Talk about coincidences …
Captured Korean battle flags dating from a forgotten 19th century American intervention against Korea have been discovered at the US Naval Academy amid the current saber rattling between Washington and Pyongyang.
Even more bizarrely, the flags — which were hidden in a display case at the naval officers’ school in Annapolis, Maryland — are directly connected to an ancestor of North Korean leader Kim Jong-un.
USNI News reports the banners were taken as trophies when US soldiers avenged the massacre of the crew of the General Sherman, an American merchant ship that sailed to Pyongyang in 1866 to open the country to trade.
“The Koreans suspected that the true mission of the General Sherman was to loot their temples so they set the ship on fire and massacred the crew,” USNI said. “The incident is still celebrated in North Korea as a strike against American imperialism with the claim that Kim Ung-u, a direct ancestor of Kim Jong-un, planned and led the attack though there is no historical evidence of his involvement.”
North Korea, among other things, has issued postage stamps commemorating the attack on the General Sherman, which it likens to the capture of the surveillance ship USS Pueblo in 1968.
One battle standard that wasn’t part of the misplaced cache, a 15-foot square flag belonging to General Uh Je-yeon who was killed during the 1871 conflict, remained on display at Annapolis until 2007, according to USNI. It was then sent to Seoul by the US on long-term loan at the request of South Korean officials.
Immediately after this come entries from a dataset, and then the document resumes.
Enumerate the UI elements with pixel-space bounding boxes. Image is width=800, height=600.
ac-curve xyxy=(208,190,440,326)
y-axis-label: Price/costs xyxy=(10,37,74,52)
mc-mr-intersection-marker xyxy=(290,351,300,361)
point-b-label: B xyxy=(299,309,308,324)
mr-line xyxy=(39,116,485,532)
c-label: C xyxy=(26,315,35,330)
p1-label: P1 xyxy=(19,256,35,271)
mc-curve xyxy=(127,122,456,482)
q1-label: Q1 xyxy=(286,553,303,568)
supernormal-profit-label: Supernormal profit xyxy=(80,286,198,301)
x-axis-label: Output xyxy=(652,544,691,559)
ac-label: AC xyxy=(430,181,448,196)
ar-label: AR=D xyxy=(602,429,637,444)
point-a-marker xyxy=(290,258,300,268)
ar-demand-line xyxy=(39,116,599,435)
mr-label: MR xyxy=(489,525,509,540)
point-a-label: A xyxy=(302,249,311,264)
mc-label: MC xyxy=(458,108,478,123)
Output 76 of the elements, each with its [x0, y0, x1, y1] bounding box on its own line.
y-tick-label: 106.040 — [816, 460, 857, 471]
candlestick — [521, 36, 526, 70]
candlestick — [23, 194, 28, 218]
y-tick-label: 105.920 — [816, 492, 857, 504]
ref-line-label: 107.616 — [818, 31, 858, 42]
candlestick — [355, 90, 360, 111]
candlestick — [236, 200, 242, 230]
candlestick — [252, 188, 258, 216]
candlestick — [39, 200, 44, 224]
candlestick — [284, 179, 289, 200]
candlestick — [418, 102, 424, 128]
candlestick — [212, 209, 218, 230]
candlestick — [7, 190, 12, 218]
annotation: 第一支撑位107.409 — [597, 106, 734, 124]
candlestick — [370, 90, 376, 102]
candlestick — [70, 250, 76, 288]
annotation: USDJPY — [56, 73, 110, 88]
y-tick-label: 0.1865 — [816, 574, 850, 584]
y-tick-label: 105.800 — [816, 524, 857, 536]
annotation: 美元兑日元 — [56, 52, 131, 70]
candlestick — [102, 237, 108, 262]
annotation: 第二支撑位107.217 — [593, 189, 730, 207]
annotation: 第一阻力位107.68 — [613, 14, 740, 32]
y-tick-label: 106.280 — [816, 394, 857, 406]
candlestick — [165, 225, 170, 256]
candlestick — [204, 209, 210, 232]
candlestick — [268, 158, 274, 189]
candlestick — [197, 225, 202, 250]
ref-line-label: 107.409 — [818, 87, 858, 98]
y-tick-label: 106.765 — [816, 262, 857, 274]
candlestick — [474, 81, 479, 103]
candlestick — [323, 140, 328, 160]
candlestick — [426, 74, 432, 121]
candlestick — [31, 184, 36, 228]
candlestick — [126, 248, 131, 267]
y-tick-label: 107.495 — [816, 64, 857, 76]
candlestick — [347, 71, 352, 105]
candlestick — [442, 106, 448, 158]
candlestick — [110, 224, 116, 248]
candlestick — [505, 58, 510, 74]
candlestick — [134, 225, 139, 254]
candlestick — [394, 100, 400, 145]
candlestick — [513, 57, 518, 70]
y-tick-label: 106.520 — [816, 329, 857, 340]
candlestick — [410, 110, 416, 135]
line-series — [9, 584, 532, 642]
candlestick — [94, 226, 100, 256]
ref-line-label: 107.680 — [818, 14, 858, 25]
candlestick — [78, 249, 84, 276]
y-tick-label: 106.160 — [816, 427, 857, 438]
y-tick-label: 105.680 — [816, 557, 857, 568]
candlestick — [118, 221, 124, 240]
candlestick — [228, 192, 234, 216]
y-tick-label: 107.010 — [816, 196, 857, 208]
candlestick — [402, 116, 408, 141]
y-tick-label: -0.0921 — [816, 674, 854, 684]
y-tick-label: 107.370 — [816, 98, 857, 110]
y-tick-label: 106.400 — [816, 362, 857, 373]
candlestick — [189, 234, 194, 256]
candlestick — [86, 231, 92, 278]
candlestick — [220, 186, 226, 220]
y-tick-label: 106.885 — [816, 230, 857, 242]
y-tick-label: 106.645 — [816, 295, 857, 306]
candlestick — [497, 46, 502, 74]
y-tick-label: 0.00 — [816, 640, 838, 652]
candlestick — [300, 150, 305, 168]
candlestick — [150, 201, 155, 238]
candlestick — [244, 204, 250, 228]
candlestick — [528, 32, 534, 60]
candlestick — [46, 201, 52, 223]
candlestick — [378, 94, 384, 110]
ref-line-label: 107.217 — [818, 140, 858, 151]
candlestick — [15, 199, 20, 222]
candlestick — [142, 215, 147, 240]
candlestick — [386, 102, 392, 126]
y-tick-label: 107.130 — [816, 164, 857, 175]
A US senator had previously proposed trading the flag for the return of the Pueblo, which Pyongyang turned into a floating patriotic museum.
“The State Department rejected the proposal as being unworkable due to the many complications pertaining to US-North Korean relations. Additionally, the government still maintains that the Pueblo is illegally seized US property and should be returned without barter,” USNI reported.
There is no word on whether the newly discovered Korean battle flags will figure in prospective negotiations between the US and North Korea in the current nuke crisis.